Dialog Semiconductor is a supplier to Apple, which uses its chips inside the iPhone

Dialog Semiconductor has struck a $600m deal to hand assets and employees to Apple, drawing a line under months of uncertainty about the Anglo-German chipmaker’s future relationship with its biggest customer.

Apple will pay $300m in cash upfront to license power management technologies, buy assets including lab equipment and patents, and acquire 16 per cent of Dialog’s workforce — some 300 engineers — in a move that will give the smartphone maker control over one of its key components.

Jalal Bagherli, chief executive of Dialog, said the deal was a “significant step” in reducing the company’s reliance on Apple, which currently accounts for three-quarters of its revenues. The chipmaker has estimated that revenues from Apple will fall to as little as a third by 2022.

Mr Bagherli said the deal provided “clarity” that would “minimise disruption to our business and employees”.

Apple has also signed up to new contracts to buy chips from Dialog and will pay the chipmaker $300m for products that will be delivered over the next three years.

Shares in Dialog jumped 25 per cent in morning trading in Frankfurt on Thursday, after the deal was announced, and closed up 27 per cent.

Dialog’s components will continue to be used in Apple’s iPhones, iPads and Watches, as well as in as-yet unreleased products, for “many years to come”, Mr Bagherli said. He added that the company “expect[ed] to be winning another bunch of contracts from Apple soon”.

Dialog has supplied Apple’s power management chips for over a decade. But last year the chipmaker’s shares were hit by concerns that Apple would begin to develop its own chips as it looks to cut its reliance on suppliers. The company has lost more than half its market value over the past year.

Imagination Technologies faced a similar fate when Apple ended its supplier relationship with the UK chip designer last year. The business was sold to China-backed private equity firm Canyon Bridge last year after its share price collapsed.

Unlike most Android smartphone makers, which rely on the likes of Qualcomm for their core processors, Apple has developed extensive silicon expertise, giving it a powerful differentiator in the increasingly commoditised mobile market. Power management is becoming increasingly important as Apple moves into smaller and more personal products, from its AirPod wireless earphones to its forthcoming smart glasses.

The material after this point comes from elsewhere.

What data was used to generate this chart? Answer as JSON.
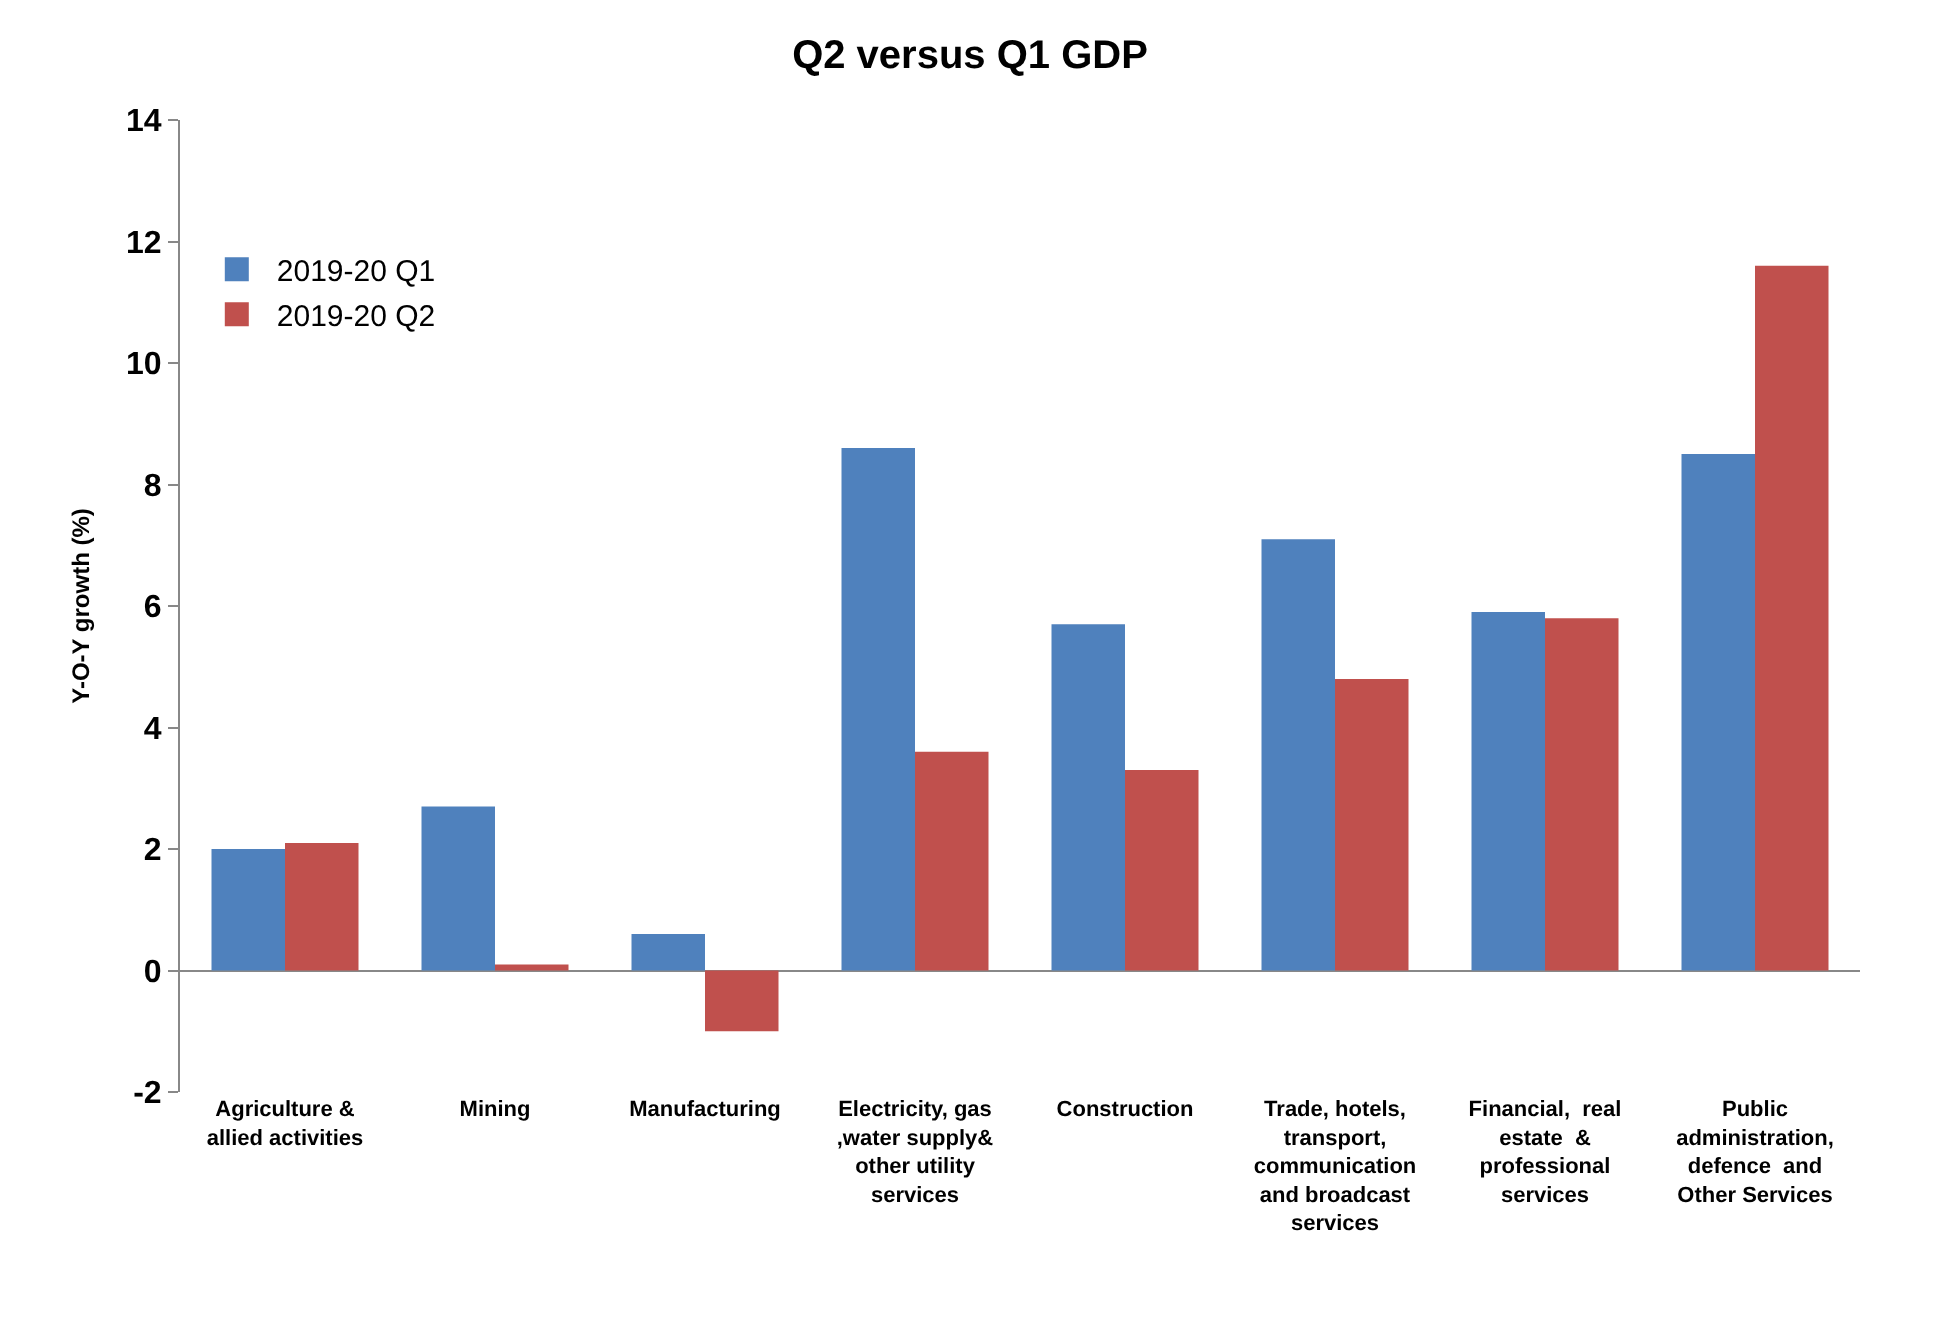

Neil Shah, analyst at Counterpoint Research, said that Apple’s move to develop its own power management chips might have robbed Dialog of billions of dollars in revenues over the next few years.

“This is a common theme with Apple suppliers who are stretched fully to allocate supply to Apple and become overdependent on Apple and have no way to diversify,” he said.

The deal announced on Thursday allows Dialog to “salvage” some of its other business with Apple, rather than losing it as a customer entirely, he added.

“After seeing what has happened to Imagination . . . the companies would rather exit with some leverage and reward rather than nothing,” Mr Shah said. “So it is both a boon and bane to be an Apple supplier.”

Dialog has attempted to shift its focus to supplying chips to internet of things manufacturers, car companies and drum up demand from other customers. But the deal with Apple will see it hand over patents that have formed part of the company’s core business over the past decade.

Thursday’s deal is not the first time a smartphone maker has moved to acquire workers and technology from a supplier. In 2012, Samsung bought the mobile and location technology business of Cambridge-based CSR, acquiring more than 300 workers in the process.

Mr Bagherli said the Dialog employees who would join Apple were product development engineers, rather than its core intellectual property developers, who will remain at the chipmaker. Dialog’s licensing agreement with Apple will still allow it to create power-management technology for other smartphone makers, he added.

Apple will take on Dialog facilities in Livorno, Italy, Swindon in the UK and Nabern and Neuaubing in Germany.